A few weeks later I was invited, along with a few other friends, to a lunch to meet this Margaret. We were braced for a raven-haired beauty with castanets and flashing eyes. Margaret, it turned out, was a  typically English-looking girl. She had a slight resemblance to Pat — though she was much more vivacious and assertive. The affair lasted for more than ten years.

It is mainly his private relationships with these two women which led so many people to regard Vidia as a misogynist. This is complete nonsense. He had many close women friends whom he treated in the same way as he treated men. True, he made some disparaging generalisations about women authors, but that was in his cantankerous old age — and hardly constitutes misogyny. Vidia definitely liked women.

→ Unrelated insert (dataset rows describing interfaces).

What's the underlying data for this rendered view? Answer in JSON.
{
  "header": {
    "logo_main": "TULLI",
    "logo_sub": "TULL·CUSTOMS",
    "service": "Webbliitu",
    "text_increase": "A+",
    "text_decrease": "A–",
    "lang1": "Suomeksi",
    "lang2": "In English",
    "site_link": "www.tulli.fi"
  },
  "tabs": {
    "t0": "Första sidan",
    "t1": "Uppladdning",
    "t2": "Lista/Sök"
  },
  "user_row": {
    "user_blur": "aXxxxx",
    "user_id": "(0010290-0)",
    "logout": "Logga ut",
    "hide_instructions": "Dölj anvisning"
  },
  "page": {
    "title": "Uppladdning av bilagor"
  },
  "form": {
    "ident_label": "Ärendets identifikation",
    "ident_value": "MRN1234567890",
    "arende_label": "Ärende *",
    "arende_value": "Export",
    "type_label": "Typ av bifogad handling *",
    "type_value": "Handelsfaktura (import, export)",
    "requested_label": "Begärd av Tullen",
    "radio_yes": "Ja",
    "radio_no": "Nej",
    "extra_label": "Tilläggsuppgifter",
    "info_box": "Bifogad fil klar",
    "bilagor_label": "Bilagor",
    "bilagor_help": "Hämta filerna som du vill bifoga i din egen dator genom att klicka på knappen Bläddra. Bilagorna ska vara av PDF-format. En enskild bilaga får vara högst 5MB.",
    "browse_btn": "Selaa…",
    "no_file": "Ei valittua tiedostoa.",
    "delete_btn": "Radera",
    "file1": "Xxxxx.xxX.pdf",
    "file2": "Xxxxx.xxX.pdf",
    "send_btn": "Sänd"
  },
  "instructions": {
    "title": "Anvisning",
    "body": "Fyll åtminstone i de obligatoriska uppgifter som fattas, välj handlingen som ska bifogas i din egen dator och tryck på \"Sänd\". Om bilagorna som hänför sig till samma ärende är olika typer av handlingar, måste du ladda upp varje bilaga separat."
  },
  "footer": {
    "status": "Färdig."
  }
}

Indeed, Vidia was much nearer to being a misanthrope. He was certainly a pessimist and a realist. The perfectibility of humankind did not figure in his thinking. No doubt his childhood in Trinidad, and his Hindu background, influenced his views. But his warnings about the dangers of Islamic fundamentalism and his dismay at the failures of post-colonial Africa were based on his own extensive experiences as a traveller and on his powers of clear-sighted observation. His judgments may sometimes have been too sweeping, but it’s surely difficult to deny that there is truth in what he said. Yet people do deny it.

Of course Vidia had flaws. He could be arrogant and conceited (due perhaps to feelings of self-doubt), irascible and intolerant. In his later years he occasionally flung around absurd statements about the decline of everything. But he had always enjoyed shocking the bien pensants and puncturing prevailing orthodoxies. Virtue-signalling was not his thing — he could be more accurately described as a vice-signaller.

In some areas he was a snob — in the area of wine, for example. Indeed, his attitude to wine momentarily clouded our friendship, though he may not have been aware of this. We had invited Vidia and his glamorous, clever new wife Nadira for dinner and I was very anxious to get a good wine. Not being an expert, I sought advice and finally plumped for an Australian shiraz which I was assured was superb. The fact that it cost under £50 a bottle was a factor.

When we sat down for dinner Vidia, who had been in a very jolly mood, picked up one of the bottles. “What are you giving us?” He looked at the label and his face fell. Then he cast an imploring glance at Nadira, sitting at the other end of the table, as though to say, “Let’s leave as soon as we decently can.” Which they did. I was very upset.

In later years I saw Vidia much less frequently, but when we did meet I was always elated. The wine incident did not in the least alter my view as to his loveability.